I wondered what she’d done. “Jealous? That doesn’t sound like you.
Thane told me about the picture gallery.
” I nodded to the wall opposite the kitchen where photographs of our family were artfully displayed in black and white.
Thane had told me that just a few weeks ago, he’d replaced the photo of him and Fran on their wedding day with a more recent photo of the kids and Regan at Dunrobin Castle.
The next time he passed the hall, however, he’d noted the wedding photo was back in its place.
When he asked Regan about it, she said that Fran was the children’s mother, a part of them, a part of their history, and keeping their wedding photo on the wall honored her and didn’t diminish Thane and Regan’s relationship.
I thought it was just about the loveliest thing I’d ever heard.
He told me he’d fallen in love with her all over again at that moment.
So jealousy seemed uncharacteristic of Robyn’s kindhearted sister.
Regan huffed. “Do you remember when Thane went out on a date with some woman who worked in his building?”
“Vaguely.”
“Keelie.” Regan curled her upper lip. “We fought about it at the time because he deliberately went out with her to push me away.”
I hadn’t known the entire story while their romance was unfolding, but Regan had shared plenty of details since.
Now that she mentioned it, I did remember.
My big brother was having a difficult time accepting his attraction to Regan, and when Keelie asked him out, he’d said yes. It hurt Regan a lot. “I remember now.”
“Thane got a text this morning while he was in the shower, and I swear”—she waved her spatula—“I just happened to be passing his phone when it went off, so I saw the text box come up on the screen. I do not look at his texts, and he knows it.”
“It was a text from Keelie?” I guessed.
Regan nodded, frowning. “I’m not a jealous person, but …
I’m so afraid this will go away.” She gestured around her, clearly indicating her life with Thane and the kids.
“And it’s just her. Other women come on to him all the time, and it doesn’t bother me.
Did you see them at the wedding?” She made a comical face.
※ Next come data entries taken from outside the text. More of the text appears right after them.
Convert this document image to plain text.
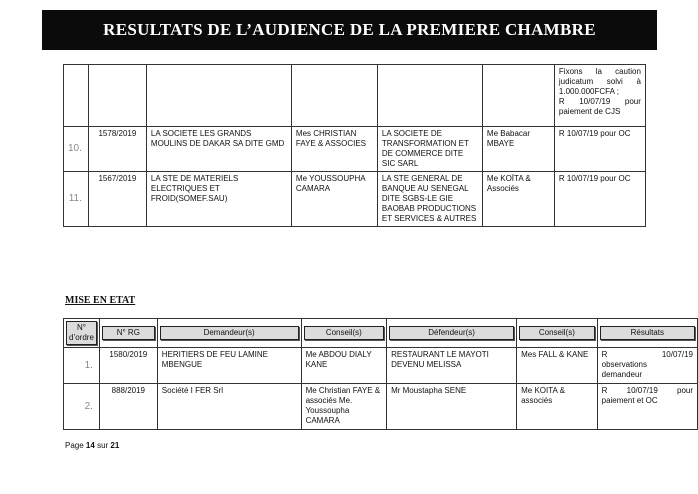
RESULTATS DE L’AUDIENCE DE LA PREMIERE CHAMBRE

						Fixons la caution
judicatum solvi à
1.000.000FCFA ;
R 10/07/19 pour
paiement de CJS

10.	1578/2019	LA SOCIETE LES GRANDS MOULINS DE DAKAR SA DITE GMD	Mes CHRISTIAN FAYE & ASSOCIES	LA SOCIETE DE TRANSFORMATION ET DE COMMERCE DITE SIC SARL	Me Babacar MBAYE	R 10/07/19 pour OC
11.	1567/2019	LA STE DE MATERIELS ELECTRIQUES ET FROID(SOMEF.SAU)	Me YOUSSOUPHA CAMARA	LA STE GENERAL DE BANQUE AU SENEGAL DITE SGBS-LE GIE BAOBAB PRODUCTIONS ET SERVICES & AUTRES	Me KOÏTA & Associés	R 10/07/19 pour OC
MISE EN ETAT
N° d’ordre	N° RG	Demandeur(s)	Conseil(s)	Défendeur(s)	Conseil(s)	Résultats

1.	1580/2019	HERITIERS DE FEU LAMINE MBENGUE	Me ABDOU DIALY KANE	RESTAURANT LE MAYOTI DEVENU MELISSA	Mes FALL & KANE	R 10/07/19
observations
demandeur

2.	888/2019	Société I FER Srl	Me Christian FAYE & associés Me. Youssoupha CAMARA	Mr Moustapha SENE	Me KOITA & associés	R 10/07/19 pour
paiement et OC
Page 14 sur 21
“But I think it’s just … Keelie represents this moment in our burgeoning relationship where I thought I wouldn’t get to be with the person I wanted most in this world.
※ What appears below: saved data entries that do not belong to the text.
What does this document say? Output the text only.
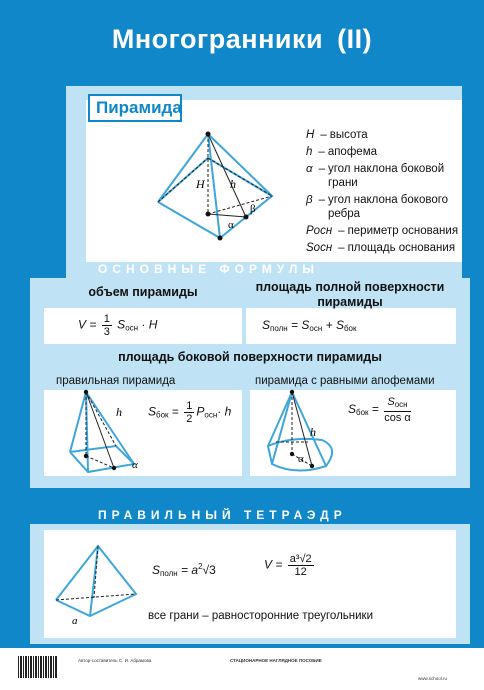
Многогранники (II)
Пирамида
H h
α
β
H – высота
h – апофема
α – угол наклона боковой грани
β – угол наклона бокового ребра
Pосн – периметр основания
Sосн – площадь основания
ОСНОВНЫЕ ФОРМУЛЫ
объем пирамиды
$V = \frac{1}{3} S_{осн} \cdot H$
площадь полной поверхности пирамиды
$S_{полн} = S_{осн} + S_{бок}$
площадь боковой поверхности пирамиды
правильная пирамида
h
α
$S_{бок} = \frac{1}{2} P_{осн}\cdot h$
пирамида с равными апофемами
h
α
$S_{бок} = \frac{S_{осн}}{\text{cos α}}$
ПРАВИЛЬНЫЙ ТЕТРАЭДР
a
$S_{полн} = a^2√3$	$V = \frac{\text{a³√2}}{12}$
все грани – равносторонние треугольники
Автор-составитель С. И. Абрамова	СТАЦИОНАРНОЕ НАГЛЯДНОЕ ПОСОБИЕ
www.school.ru
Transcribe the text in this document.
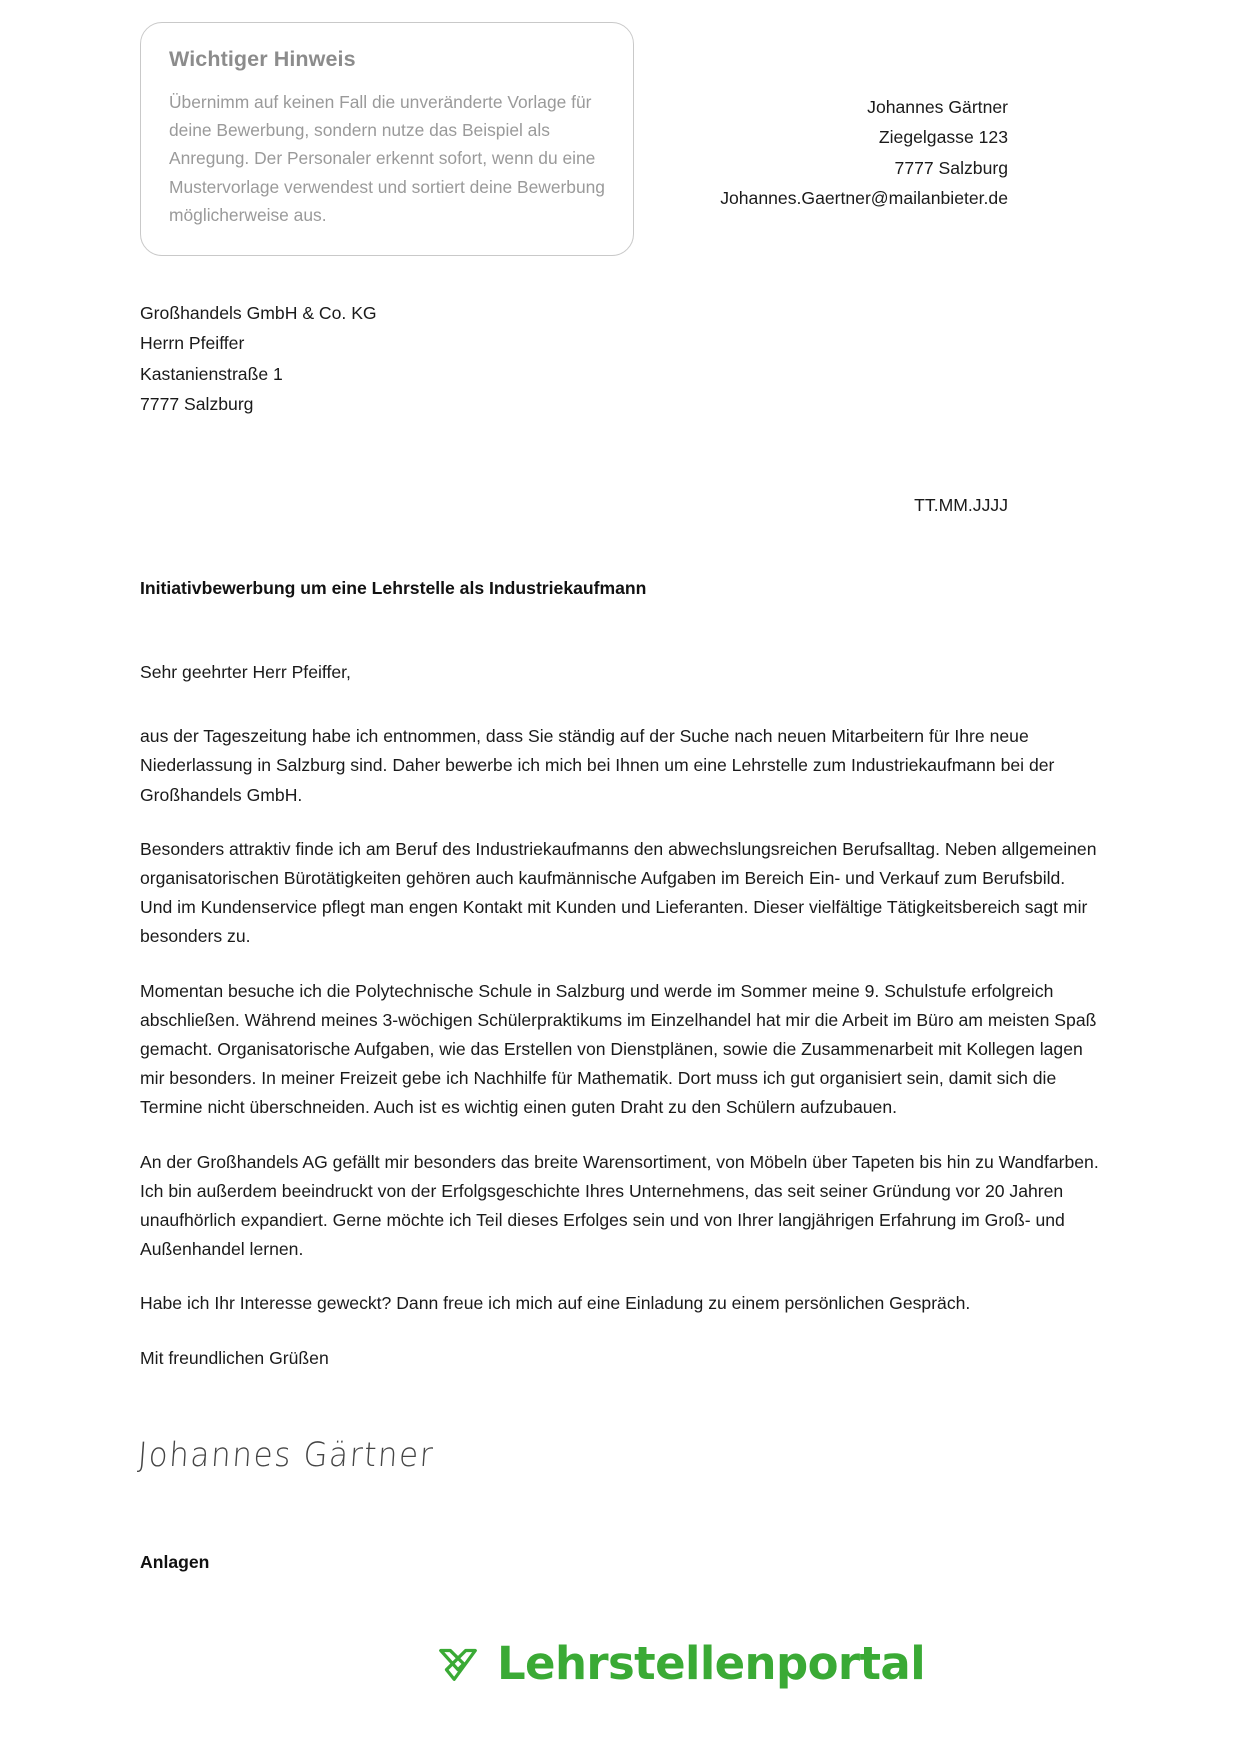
Wichtiger Hinweis

Übernimm auf keinen Fall die unveränderte Vorlage für deine Bewerbung, sondern nutze das Beispiel als Anregung. Der Personaler erkennt sofort, wenn du eine Mustervorlage verwendest und sortiert deine Bewerbung möglicherweise aus.

Johannes Gärtner
Ziegelgasse 123
7777 Salzburg
Johannes.Gaertner@mailanbieter.de
Großhandels GmbH & Co. KG
Herrn Pfeiffer
Kastanienstraße 1
7777 Salzburg
TT.MM.JJJJ
Initiativbewerbung um eine Lehrstelle als Industriekaufmann

Sehr geehrter Herr Pfeiffer,

aus der Tageszeitung habe ich entnommen, dass Sie ständig auf der Suche nach neuen Mitarbeitern für Ihre neue Niederlassung in Salzburg sind. Daher bewerbe ich mich bei Ihnen um eine Lehrstelle zum Industriekaufmann bei der Großhandels GmbH.

Besonders attraktiv finde ich am Beruf des Industriekaufmanns den abwechslungsreichen Berufsalltag. Neben allgemeinen organisatorischen Bürotätigkeiten gehören auch kaufmännische Aufgaben im Bereich Ein- und Verkauf zum Berufsbild. Und im Kundenservice pflegt man engen Kontakt mit Kunden und Lieferanten. Dieser vielfältige Tätigkeitsbereich sagt mir besonders zu.

Momentan besuche ich die Polytechnische Schule in Salzburg und werde im Sommer meine 9. Schulstufe erfolgreich abschließen. Während meines 3-wöchigen Schülerpraktikums im Einzelhandel hat mir die Arbeit im Büro am meisten Spaß gemacht. Organisatorische Aufgaben, wie das Erstellen von Dienstplänen, sowie die Zusammenarbeit mit Kollegen lagen mir besonders. In meiner Freizeit gebe ich Nachhilfe für Mathematik. Dort muss ich gut organisiert sein, damit sich die Termine nicht überschneiden. Auch ist es wichtig einen guten Draht zu den Schülern aufzubauen.

An der Großhandels AG gefällt mir besonders das breite Warensortiment, von Möbeln über Tapeten bis hin zu Wandfarben. Ich bin außerdem beeindruckt von der Erfolgsgeschichte Ihres Unternehmens, das seit seiner Gründung vor 20 Jahren unaufhörlich expandiert. Gerne möchte ich Teil dieses Erfolges sein und von Ihrer langjährigen Erfahrung im Groß- und Außenhandel lernen.

Habe ich Ihr Interesse geweckt? Dann freue ich mich auf eine Einladung zu einem persönlichen Gespräch.

Mit freundlichen Grüßen

Johannes Gärtner
Anlagen
Lehrstellenportal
And when I’m hungover, I’m as emotional as when I have my period, you know?
I think because I’m not a jealous person, it took Thane aback this morning. ”
I grimaced. “You flipped your lid?”
“I didn’t flip my lid, as you all say.” She smirked unhappily. “But I certainly had a tone when I asked him, ‘What the hell is Keelie Tanner doing texting you on a Sunday morning?’.”
“Yeesh.”
“Yeah,” she huffed, turning back to the hob.
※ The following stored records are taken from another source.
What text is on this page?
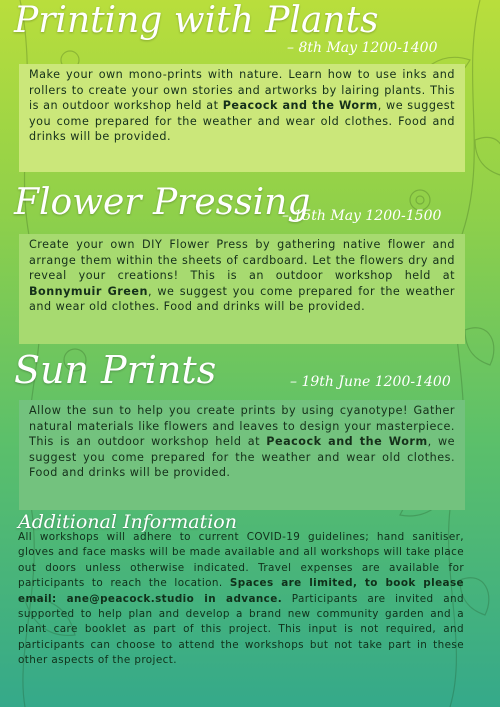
Printing with Plants
– 8th May 1200-1400
Make your own mono-prints with nature. Learn how to use inks and rollers to create your own stories and artworks by lairing plants. This is an outdoor workshop held at Peacock and the Worm, we suggest you come prepared for the weather and wear old clothes. Food and drinks will be provided.
Flower Pressing
– 15th May 1200-1500
Create your own DIY Flower Press by gathering native flower and arrange them within the sheets of cardboard. Let the flowers dry and reveal your creations! This is an outdoor workshop held at Bonnymuir Green, we suggest you come prepared for the weather and wear old clothes. Food and drinks will be provided.
Sun Prints	– 19th June 1200-1400
Allow the sun to help you create prints by using cyanotype! Gather natural materials like flowers and leaves to design your masterpiece. This is an outdoor workshop held at Peacock and the Worm, we suggest you come prepared for the weather and wear old clothes. Food and drinks will be provided.
Additional Information
All workshops will adhere to current COVID-19 guidelines; hand sanitiser, gloves and face masks will be made available and all workshops will take place out doors unless otherwise indicated. Travel expenses are available for participants to reach the location. Spaces are limited, to book please email: ane@peacock.studio in advance. Participants are invited and supported to help plan and develop a brand new community garden and a plant care booklet as part of this project. This input is not required, and participants can choose to attend the workshops but not take part in these other aspects of the project.
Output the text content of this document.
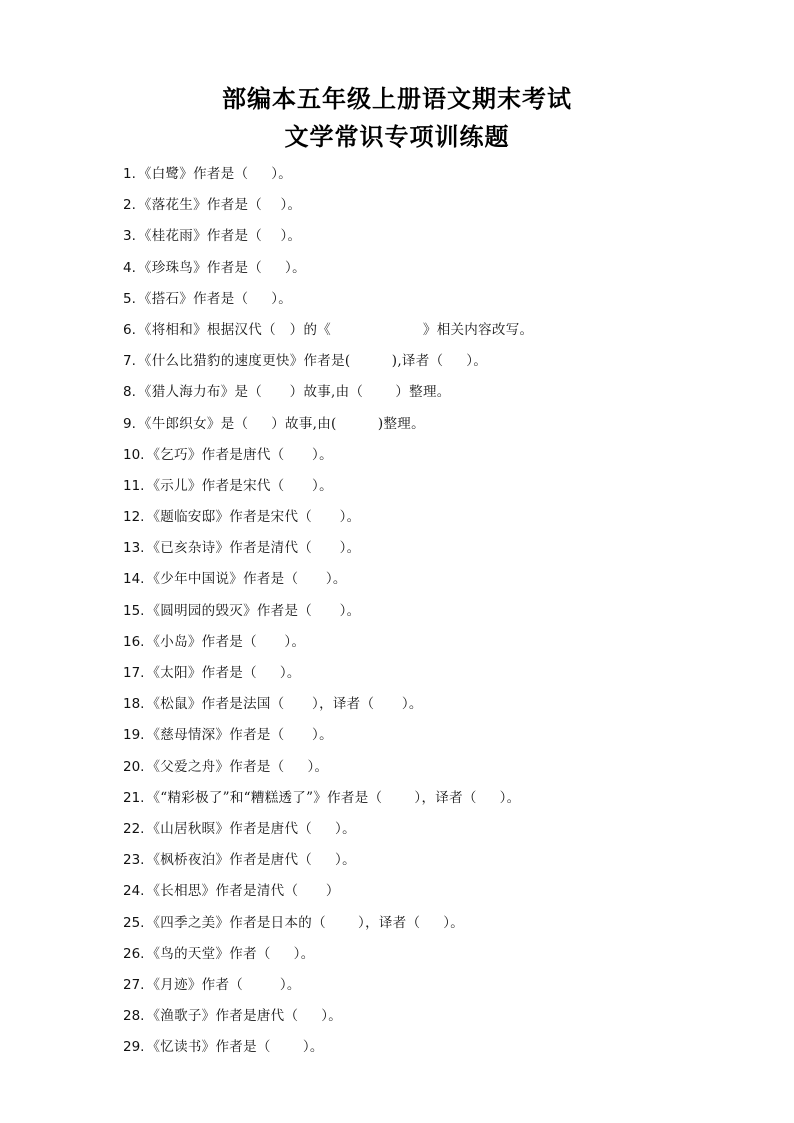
部编本五年级上册语文期末考试
文学常识专项训练题
1. 《白鹭》作者是（     ）。
2. 《落花生》作者是（    ）。
3. 《桂花雨》作者是（    ）。
4. 《珍珠鸟》作者是（     ）。
5. 《搭石》作者是（     ）。
6. 《将相和》根据汉代（   ）的《                    》相关内容改写。
7. 《什么比猎豹的速度更快》作者是(         ),译者（     ）。
8. 《猎人海力布》是（      ）故事,由（       ）整理。
9. 《牛郎织女》是（     ）故事,由(         )整理。
10. 《乞巧》作者是唐代（      ）。
11. 《示儿》作者是宋代（      ）。
12. 《题临安邸》作者是宋代（      ）。
13. 《已亥杂诗》作者是清代（      ）。
14. 《少年中国说》作者是（      ）。
15. 《圆明园的毁灭》作者是（      ）。
16. 《小岛》作者是（      ）。
17. 《太阳》作者是（     ）。
18. 《松鼠》作者是法国（      ），译者（      ）。
19. 《慈母情深》作者是（      ）。
20. 《父爱之舟》作者是（     ）。
21. 《“精彩极了”和“糟糕透了”》作者是（       ），译者（     ）。
22. 《山居秋暝》作者是唐代（     ）。
23. 《枫桥夜泊》作者是唐代（     ）。
24. 《长相思》作者是清代（      ）
25. 《四季之美》作者是日本的（       ），译者（     ）。
26. 《鸟的天堂》作者（     ）。
27. 《月迹》作者（        ）。
28. 《渔歌子》作者是唐代（     ）。
29. 《忆读书》作者是（       ）。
“He asked, ‘What the hell are you insinuating?’ and the fact that he wouldn’t just give me a straight answer made me even more jealous and irritated, and before you know it, we were arguing.
And he was mad.” Regan moved poached eggs onto the plates she had set out.
“After what Fran did to him, even hinting that Thane might do something shady behind my back is a trigger for him.”
I sighed with sympathy. “Sounds like you two had quite the morning.”
“It wasn’t great.” Regan’s expression was strained. “But I apologized and didn’t even ask him to explain the text as proof of my trust.”
“But it’s bugging the shit out of you, isn’t it?” I tried to hide my grin.
She cut me a dark look. “Seriously, what the fuck is she doing texting him?”
I threw my head back in laughter.
“Hey, you can laugh”—she pointed her spatula at me—“but wait until you love a guy this much and see how crazy it makes you.”
My amusement abruptly dried up.
Regan frowned. “I’m sorry, Arro. I didn’t mean to upset you.”
“I’m not upset,” I lied. “I just don’t think that kind of love is in the cards for me.”
There was a moment of silence and then, “Or maybe you already do love someone like that, and something is standing in your way?”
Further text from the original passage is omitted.